Вечерняя подкормка картофелем стала правилом. Мы каждый раз нетерпеливо ожидали появления Федосея. Получали из его рук благословенную пищу, глотали ее, не очищая, и похваливали повара. Приносил он иногда и ломоть хлеба, вареное мясо, луковицу, щепотку соли. Все это делилось на семь частей. Федосей ничего не брал себе, говоря, что и так не обижен.

Настоящие торжества наступали, когда Федосей угощал нас сигаретами. Можно представить себе состояние курящего человека, который много дней не нюхал табачного дыма и которому дали вдруг сигарету. Жадно затягивается он, глотая дым вместе с горькими крошками табака, обжигая губы и пальцы. Федосей — наш бог и спаситель, Федосею сыпятся благодарности: спасибо, дзенькуем, мерси.

В одну из октябрьских ночей мы были разбужены топотом сапог в коридоре. Погас свет. Где-то над нашими головами раздавались глухие разрывы. Все замерло, даже за дверью воцарилась мертвая тишина. Потом — пронзительный свист, грохот, в оконце блеснул яркий свет, камера наша вздрогнула, и мы инстинктивно закрыли глаза.

Бомбили Штеттин. Утром только и разговоров было что о ночном налете английской авиации.
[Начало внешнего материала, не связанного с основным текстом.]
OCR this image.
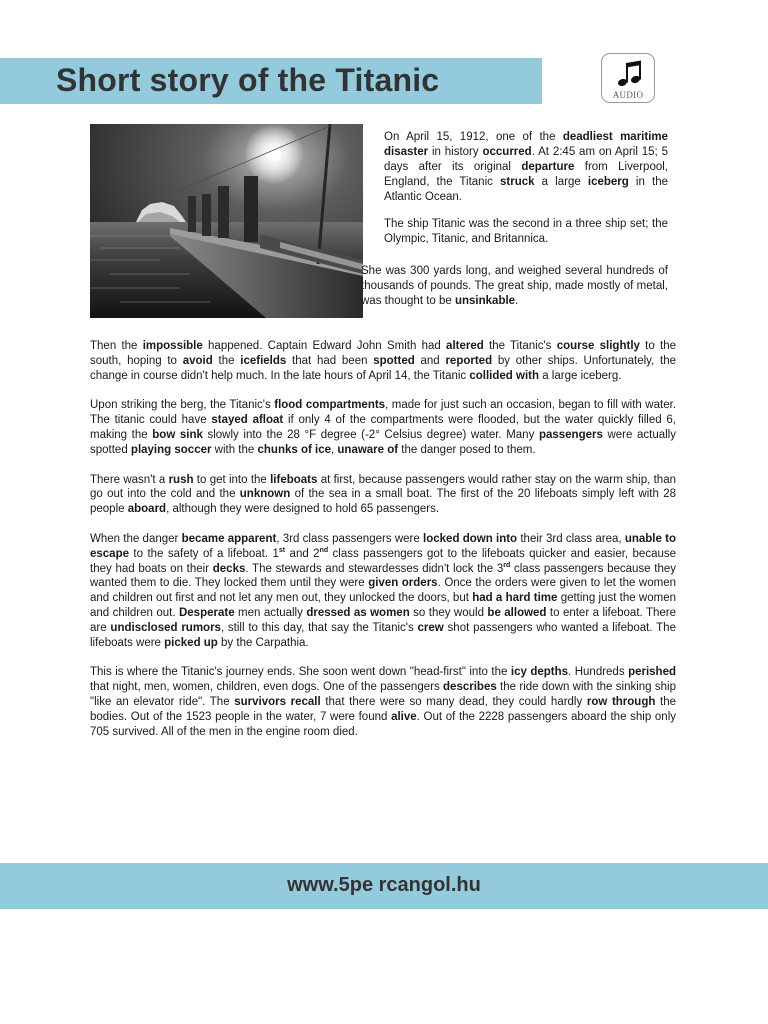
Short story of the Titanic	AUDIO

On April 15, 1912, one of the deadliest maritime disaster in history occurred. At 2:45 am on April 15; 5 days after its original departure from Liverpool, England, the Titanic struck a large iceberg in the Atlantic Ocean.

The ship Titanic was the second in a three ship set; the Olympic, Titanic, and Britannica.

She was 300 yards long, and weighed several hundreds of thousands of pounds. The great ship, made mostly of metal, was thought to be unsinkable.

Then the impossible happened. Captain Edward John Smith had altered the Titanic's course slightly to the south, hoping to avoid the icefields that had been spotted and reported by other ships. Unfortunately, the change in course didn't help much. In the late hours of April 14, the Titanic collided with a large iceberg.

Upon striking the berg, the Titanic's flood compartments, made for just such an occasion, began to fill with water. The titanic could have stayed afloat if only 4 of the compartments were flooded, but the water quickly filled 6, making the bow sink slowly into the 28 °F degree (-2° Celsius degree) water. Many passengers were actually spotted playing soccer with the chunks of ice, unaware of the danger posed to them.

There wasn't a rush to get into the lifeboats at first, because passengers would rather stay on the warm ship, than go out into the cold and the unknown of the sea in a small boat. The first of the 20 lifeboats simply left with 28 people aboard, although they were designed to hold 65 passengers.

When the danger became apparent, 3rd class passengers were locked down into their 3rd class area, unable to escape to the safety of a lifeboat. 1st and 2nd class passengers got to the lifeboats quicker and easier, because they had boats on their decks. The stewards and stewardesses didn't lock the 3rd class passengers because they wanted them to die. They locked them until they were given orders. Once the orders were given to let the women and children out first and not let any men out, they unlocked the doors, but had a hard time getting just the women and children out. Desperate men actually dressed as women so they would be allowed to enter a lifeboat. There are undisclosed rumors, still to this day, that say the Titanic's crew shot passengers who wanted a lifeboat. The lifeboats were picked up by the Carpathia.

This is where the Titanic's journey ends. She soon went down "head-first" into the icy depths. Hundreds perished that night, men, women, children, even dogs. One of the passengers describes the ride down with the sinking ship "like an elevator ride". The survivors recall that there were so many dead, they could hardly row through the bodies. Out of the 1523 people in the water, 7 were found alive. Out of the 2228 passengers aboard the ship only 705 survived. All of the men in the engine room died.

www.5pe rcangol.hu
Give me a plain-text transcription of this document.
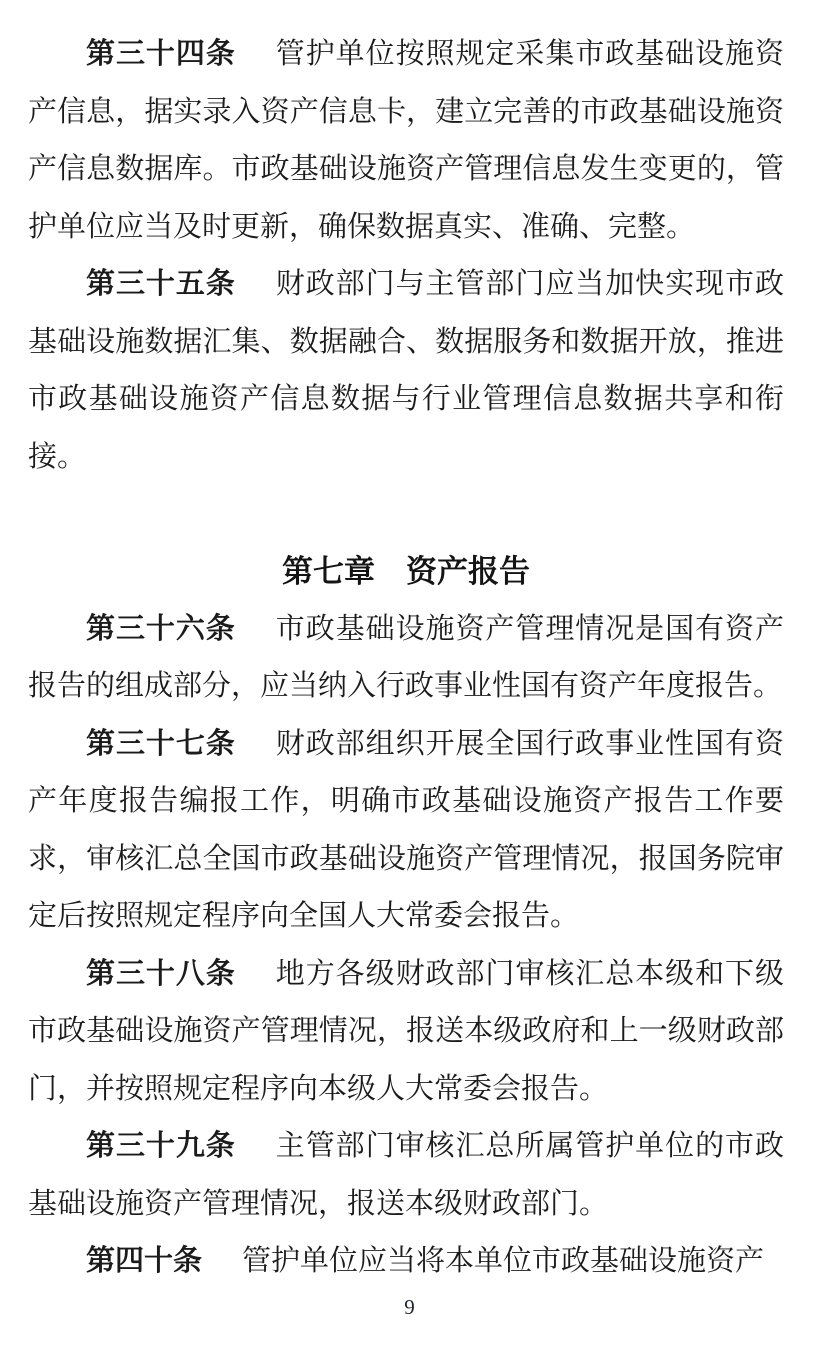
第三十四条 管护单位按照规定采集市政基础设施资产信息，据实录入资产信息卡，建立完善的市政基础设施资产信息数据库。市政基础设施资产管理信息发生变更的，管护单位应当及时更新，确保数据真实、准确、完整。

第三十五条 财政部门与主管部门应当加快实现市政基础设施数据汇集、数据融合、数据服务和数据开放，推进市政基础设施资产信息数据与行业管理信息数据共享和衔接。

第七章 资产报告

第三十六条 市政基础设施资产管理情况是国有资产报告的组成部分，应当纳入行政事业性国有资产年度报告。

第三十七条 财政部组织开展全国行政事业性国有资产年度报告编报工作，明确市政基础设施资产报告工作要求，审核汇总全国市政基础设施资产管理情况，报国务院审定后按照规定程序向全国人大常委会报告。

第三十八条 地方各级财政部门审核汇总本级和下级市政基础设施资产管理情况，报送本级政府和上一级财政部门，并按照规定程序向本级人大常委会报告。

第三十九条 主管部门审核汇总所属管护单位的市政基础设施资产管理情况，报送本级财政部门。

第四十条 管护单位应当将本单位市政基础设施资产

9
Мы ждали возвращения Федосея, он обязательно приносил из кухни, кроме сигарет и картошки, интересные новости. Но вместо этого солдат с черепом на рукаве приоткрыл дверь и громко выкрикнул:

— Пирогоф!

Товарищи провожали меня вопросительно-молчаливыми взглядами и суровым скупым напутствием: — Крепись!

Знакомая обстановка. Знакомые лица. Флегматичный следователь восседает за своим столом. Справа от него — переводчик, за отдельным столиком возле окна постукивает на машинке ефрейтор. Перекинувшись несколькими словами со своим шефом, переводчик любезно обращается ко мне:

— Перестал бы ты, майор, упираться, рассказал бы честно — и тебя оставят в покое. Господин следователь вполне удовлетворится, если ты скажешь, кто руководит вашей организацией в Штаргардте и какую цель она ставит перед собой. Господин следователь заверяет — никто о нашем разговоре знать не будет.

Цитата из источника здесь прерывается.